Bedeutsamer Unterschied

In der Praxis werden technische Normen und allgemein anerkannte Regeln der Technik häufig ohne Weiteres gleichgesetzt. Tatsächlich besteht jedoch gerade in technischer Hinsicht ein oft bedeutsamer Unterschied. Die technischen Bestimmungen der Normungsorganisationen (Önormen) unterliegen nämlich regelmäßig einer Überalterung und müssen in bestimmten zeitlichen Abständen überarbeitet werden. Aus diesem Grund halten sie mit der technischen Weiterentwicklung nicht immer Schritt. In Teilen der rechtswissenschaftlichen Literatur wird ernsthaft bezweifelt, ob die technischen Normen wirklich einen Entwicklungsstand fortschrittlicher Verfahren wiedergeben und dabei insbesondere neue Techniken berücksichtigen, die sich in der Praxis noch nicht hinreichend bewährt haben. Dies wird damit begründet, dass in den maßgeblichen Gremien gewichtige Vertreter der Industrie sitzen, sodass nicht zu erwarten sei, dass sich eine fortschrittliche und neue Technologie gegen den Willen der Wirtschaftsvertreter auch ohne praktische Bewährung durchsetzt. Insbesondere wegen der hohen Investitionskosten, die bei einer ständigen Fortschreitung des Standes der Technik anfallen würden, bestehe von Seiten der Industrievertreter die Tendenz, die Durchsetzung neuer technischer Entwicklungen zu verzögern.

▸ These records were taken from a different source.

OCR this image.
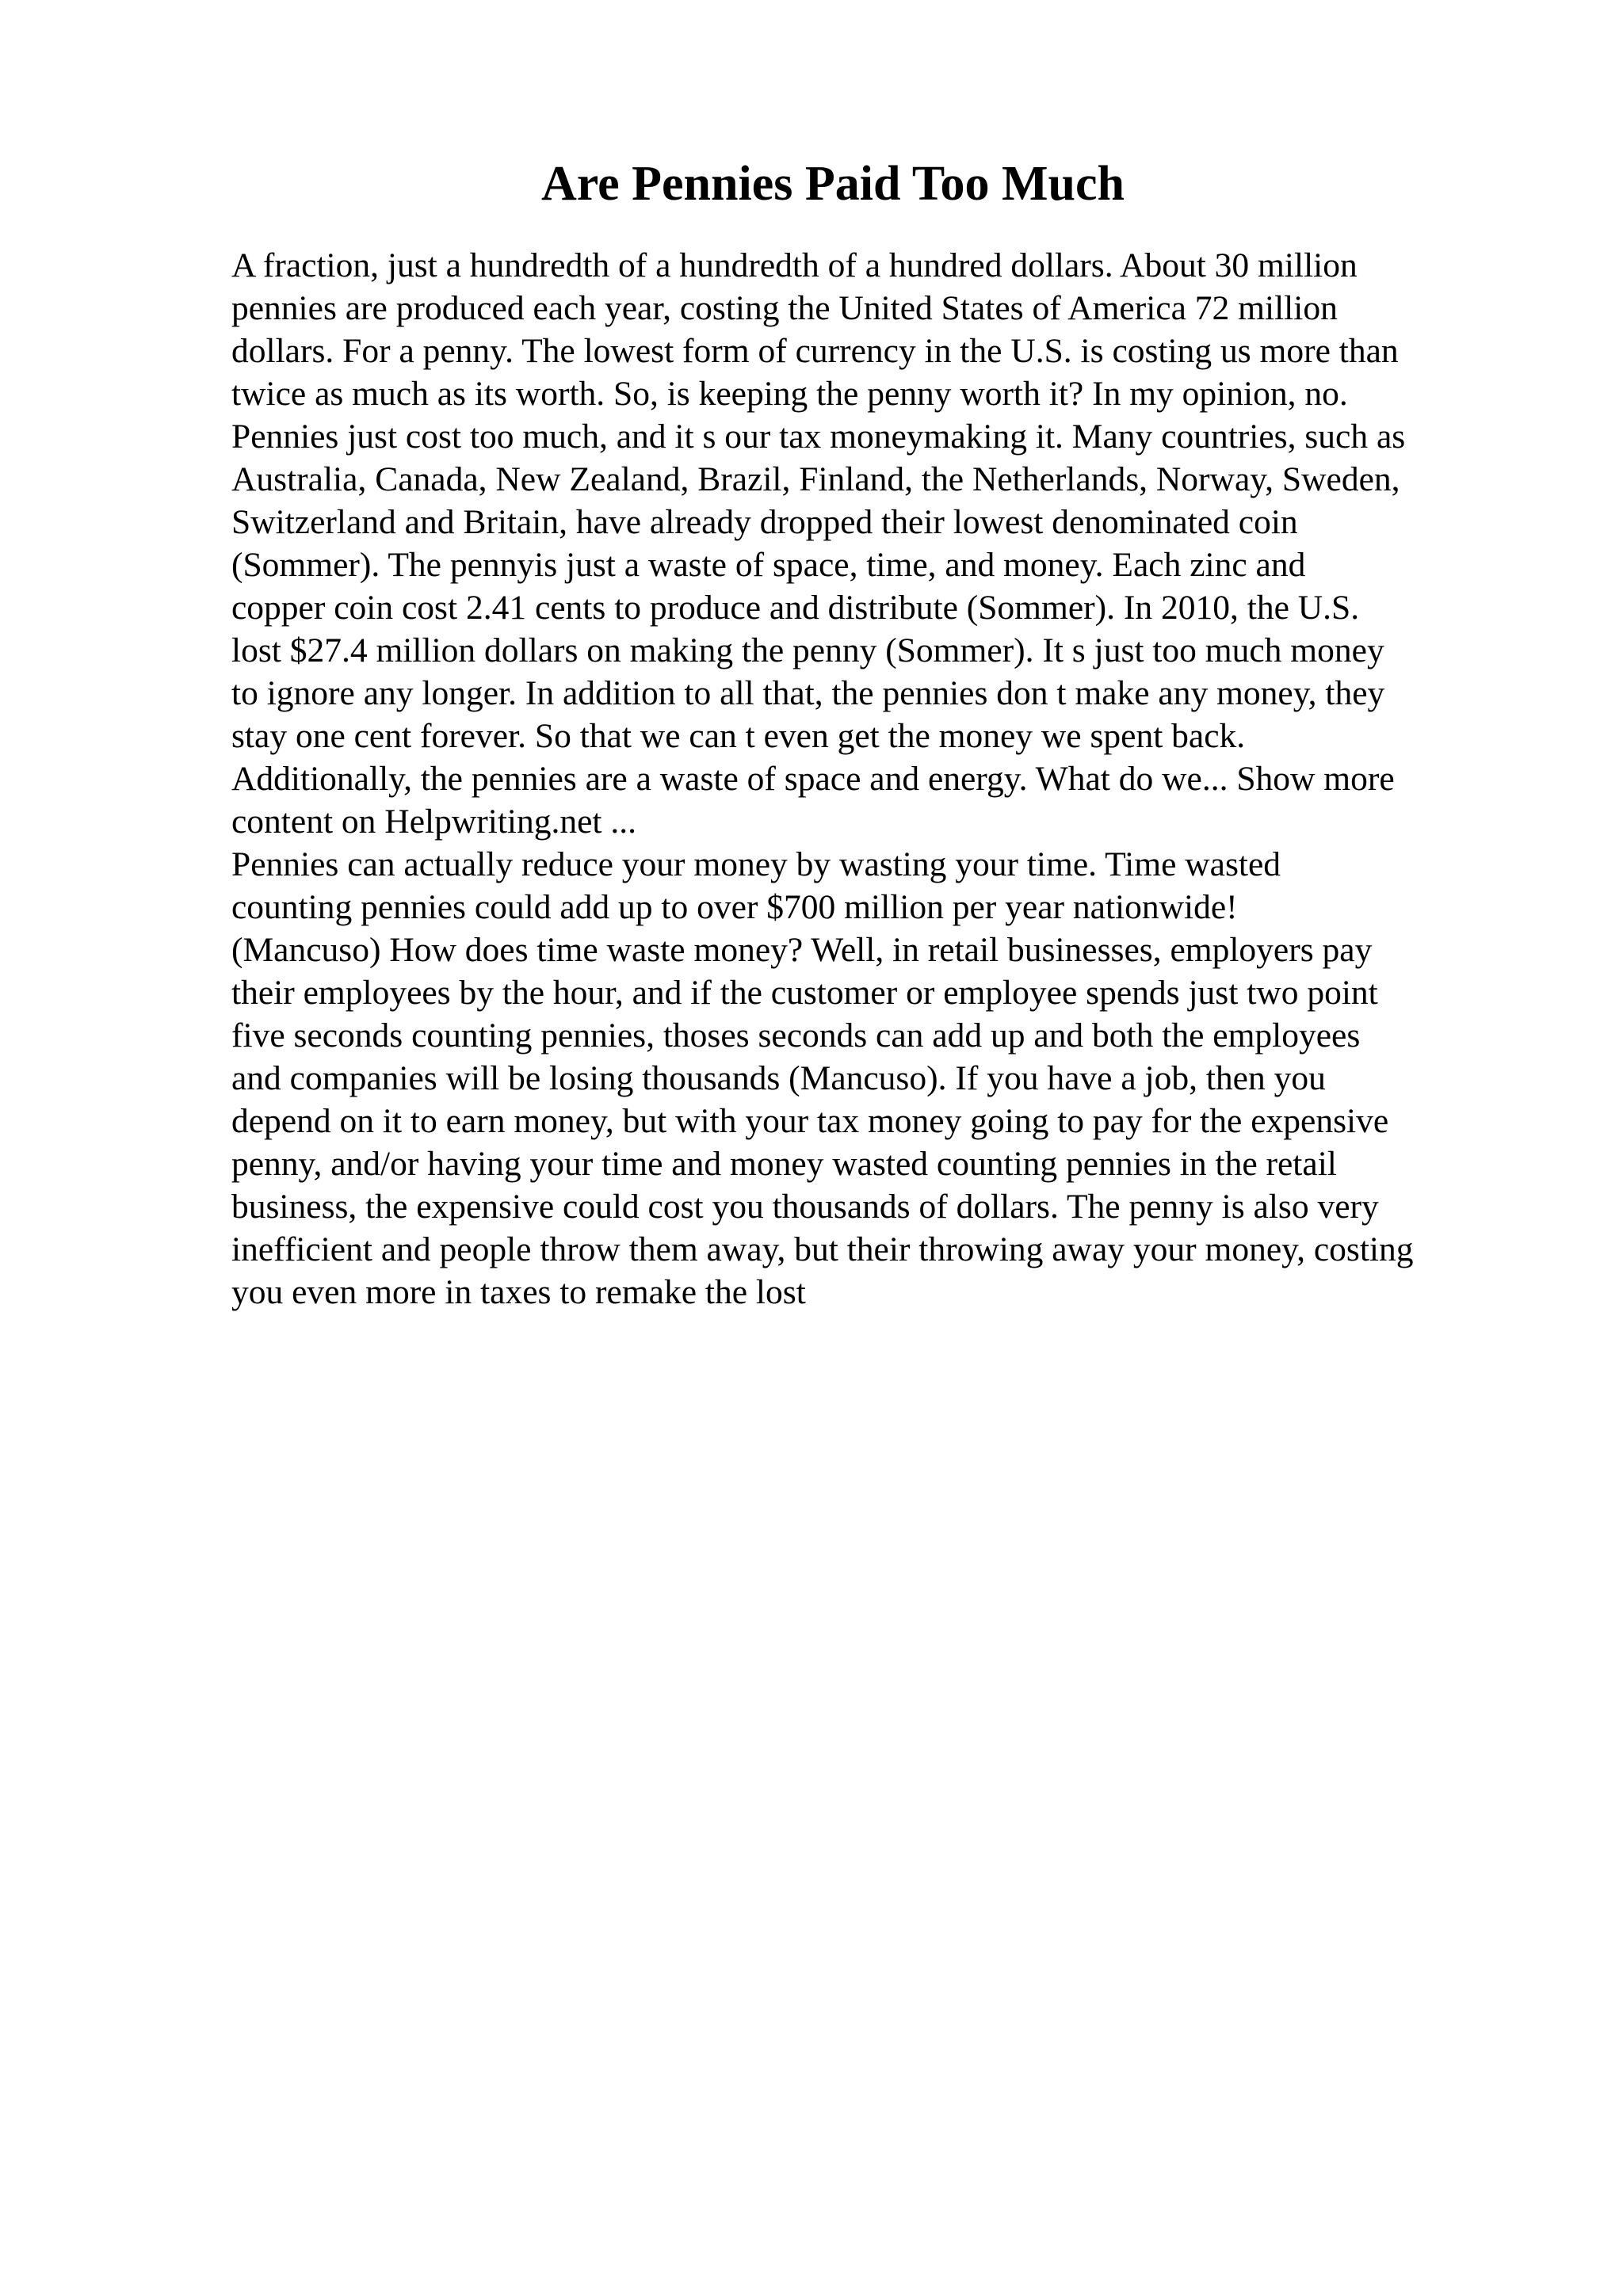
Are Pennies Paid Too Much
A fraction, just a hundredth of a hundredth of a hundred dollars. About 30 million
pennies are produced each year, costing the United States of America 72 million
dollars. For a penny. The lowest form of currency in the U.S. is costing us more than
twice as much as its worth. So, is keeping the penny worth it? In my opinion, no.
Pennies just cost too much, and it s our tax moneymaking it. Many countries, such as
Australia, Canada, New Zealand, Brazil, Finland, the Netherlands, Norway, Sweden,
Switzerland and Britain, have already dropped their lowest denominated coin
(Sommer). The pennyis just a waste of space, time, and money. Each zinc and
copper coin cost 2.41 cents to produce and distribute (Sommer). In 2010, the U.S.
lost $27.4 million dollars on making the penny (Sommer). It s just too much money
to ignore any longer. In addition to all that, the pennies don t make any money, they
stay one cent forever. So that we can t even get the money we spent back.
Additionally, the pennies are a waste of space and energy. What do we... Show more
content on Helpwriting.net ...
Pennies can actually reduce your money by wasting your time. Time wasted
counting pennies could add up to over $700 million per year nationwide!
(Mancuso) How does time waste money? Well, in retail businesses, employers pay
their employees by the hour, and if the customer or employee spends just two point
five seconds counting pennies, thoses seconds can add up and both the employees
and companies will be losing thousands (Mancuso). If you have a job, then you
depend on it to earn money, but with your tax money going to pay for the expensive
penny, and/or having your time and money wasted counting pennies in the retail
business, the expensive could cost you thousands of dollars. The penny is also very
inefficient and people throw them away, but their throwing away your money, costing
you even more in taxes to remake the lost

Aus diesem Grund wird die Ansicht vertreten, dass diese privaten Regelwerke (Önormen) höchstens den niedrigeren Sicherheitsstandard „allgemein anerkannte Regeln der Technik“ wiedergeben. Dem gemäß bestehen in der rechtswissenschaftlichen Literatur Zweifel an der Objektivität der technischen Önormen. Allerdings wird weitestgehend außer Streit gestellt, dass die technischen Önormen hinsichtlich der Konkretisierung der „allgemein anerkannten Regeln der Technik“ doch eine erhebliche Bedeutung einnehmen. Das alles bedeutet, dass der Auftragnehmer zunächst einmal entlastet ist, wenn er nachweist, dass er die einschlägigen technischen Normen beachtet hat.

 

Beweislast beim Auftragnehmer

Es wird also unterstellt, dass der  Auftragnehmer mit Einhaltung der einschlägigen technischen Normen auch die allgemein anerkannten Regeln der Technik eingehalten hat. Steht allerdings fest, dass die technische Norm hinter den allgemein anerkannten Regeln der Technik zurückbleibt, hat der Auftragnehmer zu beweisen, dass sein Gewerk nicht bloß normgerecht ist, sondern auch den allgemein anerkannten Regeln der Technik entspricht.

 

In diesem Zusammenhang noch ein Hinweis zur Bauvertragsnorm Önorm B2110. Die Önorm B2110 wird zwischen

den Parteien eines Werkvertrages häufig als – zusätzliche – Vertragsgrundlage vereinbart. Wenn die Önorm B2110 rechtswirksam vereinbart wurde, sind damit allein Betracht kommenden, im Önormen-Verzeichnis enthaltenen Normen technischen Inhalts und alle weiteren Normentechnischen Inhalts gleichsam automatisch mitvereinbart.